2006 Awards – Jamal Amer – Yemen

International Press Freedom Awards


Jamal Amer
Courageous Yemeni editor undaunted by threats and harassment

Video featuring this awardee
in QuickTime format

Jamal Amer is the courageous editor of one of Yemen’s most independent weeklies, Al-Wasat, whose reporting on corruption, religious militancy, and sensitive political issues has triggered a number of frightening threats and attacks.

In August 2005, he was seized by four men believed to be security agents and held for six hours. The assailants beat him, accused him of being paid by the U.S. and Kuwaiti governments, and warned him about defaming “officials.” The men drove a blindfolded Amer to the top of a mountain, where they threatened to kill him. His abduction shocked Yemeni journalists, who took it as an explicit warning against the sort of enterprising journalism that had been a mark of Al-Wasat. It was the only Yemeni newspaper to interview a rebel cleric who had waged a long insurgency, and it regularly publishes reports by human rights and international organizations critical of the government. Just days before Amer’s kidnapping, the paper ran a daring story alleging that several government officials were exploiting state scholarships to send their own children to study abroad.

Before establishing Al-Wasat as an independent watchdog in 2004, Amer worked as a journalist for the opposition weekly Al-Wahdawi, where his reporting drew frequent legal attacks from authorities. He has been convicted of harming the public interest, offending King Fahd of Saudi Arabia, and damaging relations between Saudi Arabia and Yemen. A court once banned Amer from working as a journalist altogether.

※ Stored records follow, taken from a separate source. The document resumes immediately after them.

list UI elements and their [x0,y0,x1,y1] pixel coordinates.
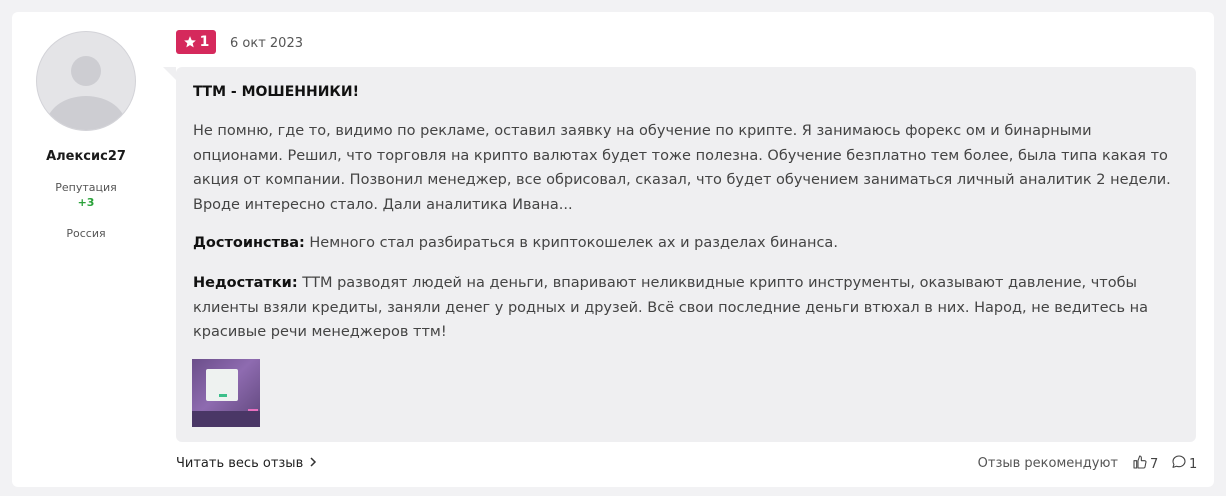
review-cons: Недостатки: ТТМ разводят людей на деньги… [193,271,1183,345]
review-title: ТТМ - МОШЕННИКИ! [193,84,359,100]
thumbnail-bar [219,394,227,397]
read-more-label: Читать весь отзыв [176,456,304,471]
likes-count: 7 [1150,456,1159,472]
cons-text: ТТМ разводят людей на деньги, впаривают … [193,275,1149,341]
review-text: Не помню, где то, видимо по рекламе, ост… [193,123,1171,214]
avatar[interactable] [36,31,136,131]
avatar-head [71,56,101,86]
comment-button[interactable]: 1 [1171,454,1197,474]
reputation-label: Репутация [55,181,117,194]
review-card: Алексис27 Репутация +3 Россия 1 6 окт 20… [12,12,1214,487]
like-button[interactable]: 7 [1132,454,1158,474]
rating-badge: 1 [176,30,216,54]
cons-label: Недостатки: [193,275,298,291]
author-country: Россия [66,227,106,240]
thumbnail-strip [192,411,260,427]
author-name[interactable]: Алексис27 [12,149,160,164]
rating-value: 1 [199,34,210,50]
review-date: 6 окт 2023 [230,36,303,51]
reputation-value: +3 [77,196,95,209]
read-full-review-link[interactable]: Читать весь отзыв [176,456,317,471]
review-image-thumbnail[interactable] [192,359,260,427]
star-icon [183,35,197,49]
review-body: ТТМ - МОШЕННИКИ! Не помню, где то, видим… [163,67,1196,442]
thumbs-up-icon [1132,454,1148,474]
thumbnail-spark [248,409,258,411]
pros-label: Достоинства: [193,235,305,251]
review-pros: Достоинства: Немного стал разбираться в … [193,231,1183,256]
comment-icon [1171,454,1187,474]
recommend-label: Отзыв рекомендуют [977,456,1118,471]
comments-count: 1 [1189,456,1198,472]
avatar-body [46,96,126,130]
chevron-right-icon [309,456,317,471]
pros-text: Немного стал разбираться в криптокошелек… [309,235,838,251]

The harassment has continued this year. Pro-government newspapers have accused Amer of being an agent of the West, and he and his family have been subjected to government surveillance.

Read Jamal Amer’s acceptance speech.

Read a CPJ report on Yemen’s press freedom situation:
http://www.cpj.org/Briefings/2006/yemen_3-06/yemen_3-06.html

Read about Amer in the English-language Yemen Times:
http://yementimes.com/article.shtml?i=992&p=opinion&a=3

Al-Wasat article alleging corrupt practices among government officials

Arabic version: http://www.alwasat-ye.net/modules.php?name=News&file=article&sid=1034


Acceptance speech

Ladies and Gentlemen,

I am proud to be among you tonight and grateful to CPJ for its strong support for press freedom and independent journalism. There has never been a time when your support has been more needed.

In the Arab world, where I come from, rulers relinquish power only when there is a military coup or when they die. They consider a free and independent press to be their top enemy. The list of journalists killed or savagely attacked because of their work is getting longer and longer. Sadly, in my country, Yemen, assaults against journalists have become commonplace while journalists are constantly terrorized and prevented from doing their jobs by corrupt sheikhs, politicians, and military officials. In Yemen and the Arab world at large none of those responsible for attacking or killing journalists has been brought to justice. This ongoing impunity is an encouragement for the perpetrators to attack or kill more journalists.

The task of beleaguered Arab journalists and their supporters becomes more difficult whenever Western countries, considered as advocates of press freedom, violate this basic right themselves. My colleagues and I were troubled and angered by the injustice inflicted on Taysir Allouni, former Al-Jazeera correspondent in Afghanistan who is currently serving a seven-year prison sentence in Spain, his colleague Sami al-Haj, detained without charge or trial in Gunatanamo since 2002, and the many Iraqi journalists who have been detained without charge by the U.S. military occupying Iraq.

Such violations are likely to encourage Arab governments to commit more press freedom abuses.

Ladies and gentlemen, I would like to congratulate CPJ on its success in drawing the world’s attention to the pain inflicted on the press in Yemen and the Arab world. My thanks also go to all the guests and participants gathered here tonight for their support for press freedom.